Leah Archibald: Define what does parametric mean in terms of CAD software?
Abusomwan: Modeling software has been parametric in the sense that a computer can change the parameters. So for example you have a shaft, you will have a diameter, and you have an overall length. And before now, when engineers built a shaft, they just say, “Overall length, 10 inches, diameter, 2 inches.” And that’s all they care about. The software itself assigns a parameter to that length and assigns a parameter to that diameter, and those are not exposed.
But moving forward now, a designer now has to say, “I have to assign a parameter now, a parameter to the length and a parameter to the diameter such that a computer can override the diameter that I set it to be.” For example, I can say, “My length is L, and it’s equal to 10.” In the future, a human can come in and change L equal to 15. A computer program can also change L and change L equal to 8. So that is what parameterization is all about, it’s setting up our models in such a way that a computer can change the material properties and other variables in our product.
Digitization Drives Automation, Drives Innovation, Drives Business Results
Leah Archibald: And what is the benefit of allowing a computer to do that? What does it get you in the end?
Uyiosa Abusomwan: That’s what drives this automation. Humans, using our creativity, come up with the architecture. A computer can take that architecture and drive optimization. So, I am designing a shaft, and I need to optimize that shaft for given load conditions. A computer can take that and very quickly change the length to meet a designed goal, or a desired goal, or the design requirement that we get from our vendors.
The value here is by parameterizing our engineering models, by digitizing our domain knowledge, we can allow a computer to do the iterative work that we would have done as humans. This could be a product with thousands of design parameters that drives the performance of that product. By enabling machines to do this iterative work, the machine can go way beyond our capabilities as humans and explore the design space to a point where it can find an optimal solution. A human, even a technical expert, cannot come up with that.

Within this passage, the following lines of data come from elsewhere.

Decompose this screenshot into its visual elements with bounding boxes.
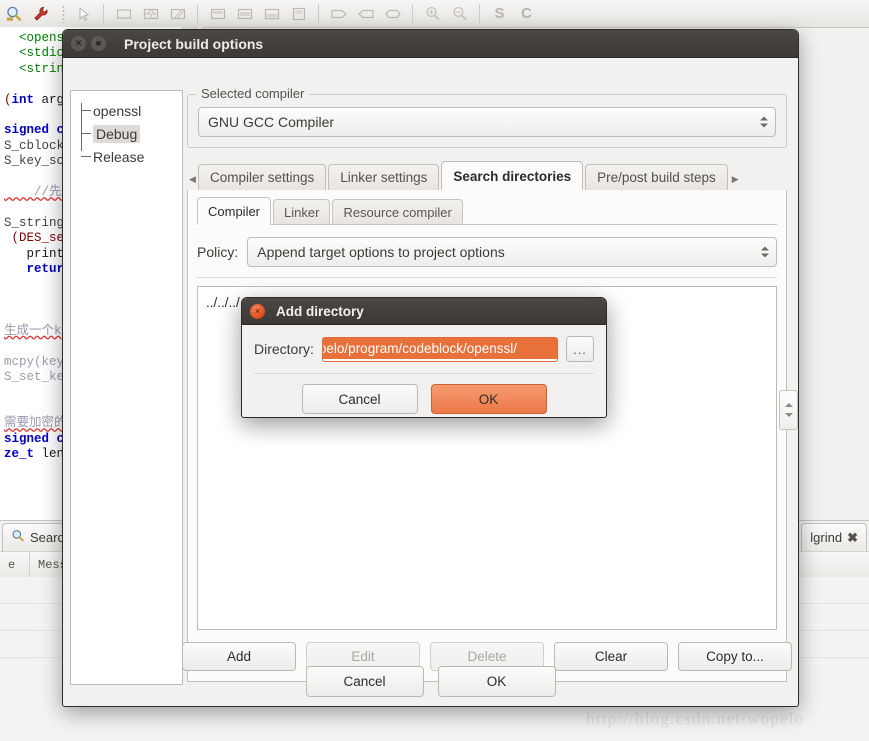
move-up-icon[interactable] <box>784 403 793 407</box>
toolbar-group-tools <box>0 0 54 27</box>
tab-linker-settings[interactable]: Linker settings <box>328 164 440 191</box>
tab-pre-post-build-steps[interactable]: Pre/post build steps <box>585 164 728 191</box>
policy-divider <box>197 277 777 278</box>
policy-row: Policy: Append target options to project… <box>197 237 777 267</box>
close-icon[interactable]: ✖ <box>847 530 858 546</box>
dialog-buttons: Cancel OK <box>242 384 606 414</box>
zoom-tool-icon[interactable] <box>0 2 27 25</box>
window-title-bar[interactable]: ✕ ■ Project build options <box>63 30 798 58</box>
watermark-text: http://blog.csdn.net/wopelo <box>586 709 805 728</box>
search-directories-panel: Compiler Linker Resource compiler Policy… <box>182 190 798 682</box>
log-tab-valgrind[interactable]: lgrind ✖ <box>801 523 867 551</box>
add-directory-dialog: × Add directory Directory: pelo/program/… <box>241 297 607 418</box>
move-down-icon[interactable] <box>784 413 793 417</box>
directory-input[interactable]: pelo/program/codeblock/openssl/ <box>321 336 558 362</box>
toolbar-empty-area <box>540 0 869 27</box>
window-close-icon[interactable]: ✕ <box>71 36 86 51</box>
wrench-tool-icon[interactable] <box>27 2 54 25</box>
log-tab-valgrind-label: lgrind <box>810 530 843 545</box>
align-bottom-icon[interactable] <box>258 2 285 25</box>
window-maximize-icon[interactable]: ■ <box>91 36 106 51</box>
policy-select-value: Append target options to project options <box>257 244 505 260</box>
tab-compiler-settings[interactable]: Compiler settings <box>198 164 327 191</box>
dialog-close-icon[interactable]: × <box>250 303 265 319</box>
settings-tab-strip: ◀ Compiler settings Linker settings Sear… <box>187 161 787 191</box>
tab-scroll-left-button[interactable]: ◀ <box>187 167 198 191</box>
toolbar-group-shapes: S C <box>70 0 540 27</box>
tree-item-release[interactable]: Release <box>71 145 182 168</box>
toolbar-separator <box>479 4 480 23</box>
compiler-select[interactable]: GNU GCC Compiler <box>198 107 776 137</box>
symbol-c-icon[interactable]: C <box>513 2 540 25</box>
compiler-select-value: GNU GCC Compiler <box>208 114 335 130</box>
dialog-ok-button[interactable]: OK <box>430 384 547 414</box>
split-horizontal-icon[interactable] <box>137 2 164 25</box>
align-top-icon[interactable] <box>204 2 231 25</box>
dialog-title-label: Add directory <box>276 303 364 319</box>
ellipse-box-icon[interactable] <box>379 2 406 25</box>
chevron-updown-icon <box>761 246 769 258</box>
selected-compiler-label: Selected compiler <box>196 86 310 101</box>
arrow-left-box-icon[interactable] <box>352 2 379 25</box>
toolbar-separator <box>103 4 104 23</box>
cancel-button[interactable]: Cancel <box>305 666 424 697</box>
directory-sub-tabs: Compiler Linker Resource compiler <box>197 197 777 225</box>
dialog-cancel-button[interactable]: Cancel <box>301 384 418 414</box>
align-middle-icon[interactable] <box>231 2 258 25</box>
tab-scroll-right-button[interactable]: ▶ <box>730 167 741 191</box>
subtab-compiler[interactable]: Compiler <box>197 197 272 225</box>
panel-icon[interactable] <box>285 2 312 25</box>
list-reorder-stepper[interactable] <box>779 390 798 430</box>
browse-button[interactable]: ... <box>566 336 594 362</box>
search-icon <box>11 529 25 546</box>
policy-select[interactable]: Append target options to project options <box>247 237 777 267</box>
toolbar-separator <box>197 4 198 23</box>
main-toolbar: S C <box>0 0 869 28</box>
directory-field-row: Directory: pelo/program/codeblock/openss… <box>242 325 606 362</box>
toolbar-separator <box>412 4 413 23</box>
toolbar-grip[interactable] <box>60 4 67 23</box>
tree-item-debug[interactable]: Debug <box>71 122 182 145</box>
dialog-title-bar[interactable]: × Add directory <box>242 298 606 325</box>
tree-item-label: Debug <box>93 124 141 143</box>
zoom-in-icon[interactable] <box>419 2 446 25</box>
window-title-label: Project build options <box>124 35 264 52</box>
pointer-tool-icon[interactable] <box>70 2 97 25</box>
tab-search-directories[interactable]: Search directories <box>441 161 584 191</box>
log-column-file[interactable]: e <box>0 552 30 578</box>
directory-field-label: Directory: <box>254 341 314 357</box>
dialog-divider <box>254 373 594 374</box>
subtab-resource-compiler[interactable]: Resource compiler <box>332 199 463 225</box>
arrow-right-box-icon[interactable] <box>325 2 352 25</box>
policy-label: Policy: <box>197 244 239 260</box>
ok-button[interactable]: OK <box>437 666 556 697</box>
tree-item-openssl[interactable]: openssl <box>71 99 182 122</box>
skew-tool-icon[interactable] <box>164 2 191 25</box>
directory-input-value: pelo/program/codeblock/openssl/ <box>322 337 557 359</box>
chevron-updown-icon <box>760 116 768 128</box>
target-tree-list: openssl Debug Release <box>71 91 182 168</box>
selected-compiler-group: Selected compiler GNU GCC Compiler <box>187 86 787 148</box>
tree-item-label: openssl <box>93 102 142 119</box>
toolbar-separator <box>318 4 319 23</box>
zoom-out-icon[interactable] <box>446 2 473 25</box>
subtab-linker[interactable]: Linker <box>273 199 331 225</box>
symbol-s-icon[interactable]: S <box>486 2 513 25</box>
target-tree[interactable]: openssl Debug Release <box>70 90 183 685</box>
tree-item-label: Release <box>93 148 145 165</box>
rectangle-tool-icon[interactable] <box>110 2 137 25</box>
window-footer-buttons: Cancel OK <box>63 666 798 697</box>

Leah Archibald: That’s really what you need in this competitive market. You need to maximize the resources that you have of labor. Design engineers are in short supply. So you need the labor that you have to be making shrewd decisions that only humans can make. And then you need to be automating everything else that can be automated, so that the innovation can come from the people, but the product development time can shrink down to the absolute minimum it needs to be to get a new innovative product to market.
Uyiosa Abusomwan: Talking about shrinking time, traditionally just getting the requirement from the field to the engineering team may take a week. And then the project gets assigned to someone, and it may take another five days before they get to it. Then they create some initial design, a draft, and send that over to a simulation team. It may take another week before the simulation team gets to the work, and to run the simulation they have to set up the simulation process from scratch, bring in the model, assign loads and boundary conditions and so on. They come back with a result, and you refine the design. Maybe you do one more or two more iterations, and you have a final simulation report, you have your CAD file, you push into a drawing, you do a DFM checklist, and all those things. By the time you’re done, you’re really thinking about an engineering cycle of months. However, if you digitized your processes and set it up on a platform, the requirements can get to that platform pretty much in minutes. And the engineering manager can sit in front of that platform and put in the requirement right away instead of sending an email or putting in a ticket. Immediately they hit Execute, and the process I just explained starts. The computer runs the process, creates the CAD model, does the optimization and pushes out the result. At most, you’re thinking days, and in a minimum – from what we’ve seen – it’s really minutes to hours.
Leah Archibald: Uyiosa Abusomwan, thank you so much for joining me on the podcast today.
Uyiosa Abusomwan: It’s a pleasure, Leah. Thank you for having me.